Bea Priestley vs Will Ospreay

Give these two their credit, this was a very worthy main event. There is a history of real-life couples putting on very strong intergender matches, see Sara Del Rey vs Claudio Castagnoli from Chikara or Johnny Gargano vs Candice LeRae from Smash and this match deserves mention alongside them. Ospreay works best when he’s allowed to play the de-facto heel, such as with his match wth Amazing Red last year where he was beating up Red while simultaneously geeking out over wrestling Red. Priestley, a somewhat uncompelling top heel played a very successful de-facto face here, working from underneath as Ospreay utilised his larger stature and natural instincts to be a bit of a dick on twitter to control the majority of the match. The match was full of tribute spots, kind of delivering us the New Japan Cup matches Ospreay wishes he could have had with Rainmaker teases, Priestley hitting a Kamigoye double wristlock knee strike and a Rope-mounted German suplex like Kota Ibushi.

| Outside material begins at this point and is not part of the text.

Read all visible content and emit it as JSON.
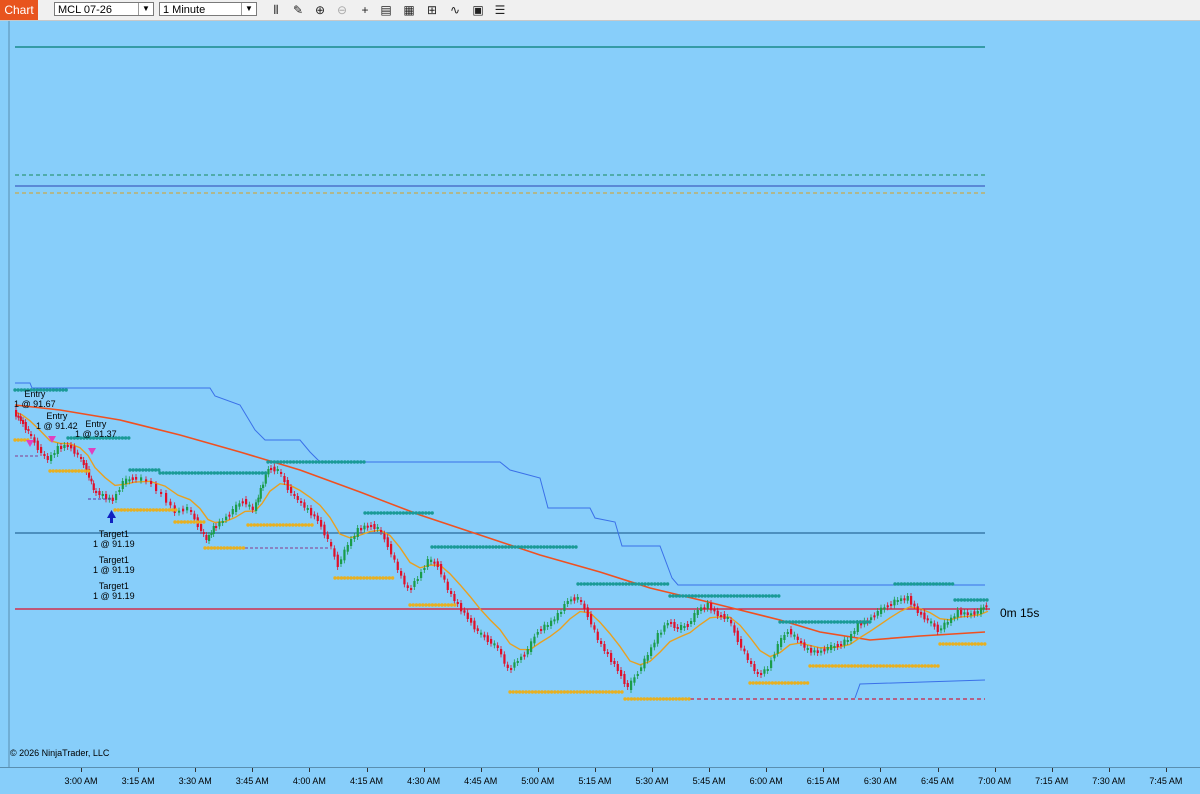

At 19 minutes, they managed keep it well-structured, restrained, not going over-the-top on the kickouts and false finishes while also giving Priestley just enough to make it not a given who was going to get the win. Ultimately, Ospreay would get the win off his Stormbreaker twisting Yokosuka Cutter. After the match, Ospreay would thank everyone for their involvement. Same time next week, yeah, Will?

Winner: Will Ospreay

Overall, this was a solid piece of work, giving us six matches with nothing unwatchable and a few pretty good matches. As a statement that we can still keep putting on entertainment even in a time like this, when really by now the venues should have been shut down instead being ‘urged’ to so that people could at least recuperate some losses, it was invaluable. The best bit being it’s all available for free so you don’t even need to take my word for it, go enjoy it and wash your damn hands, everyone.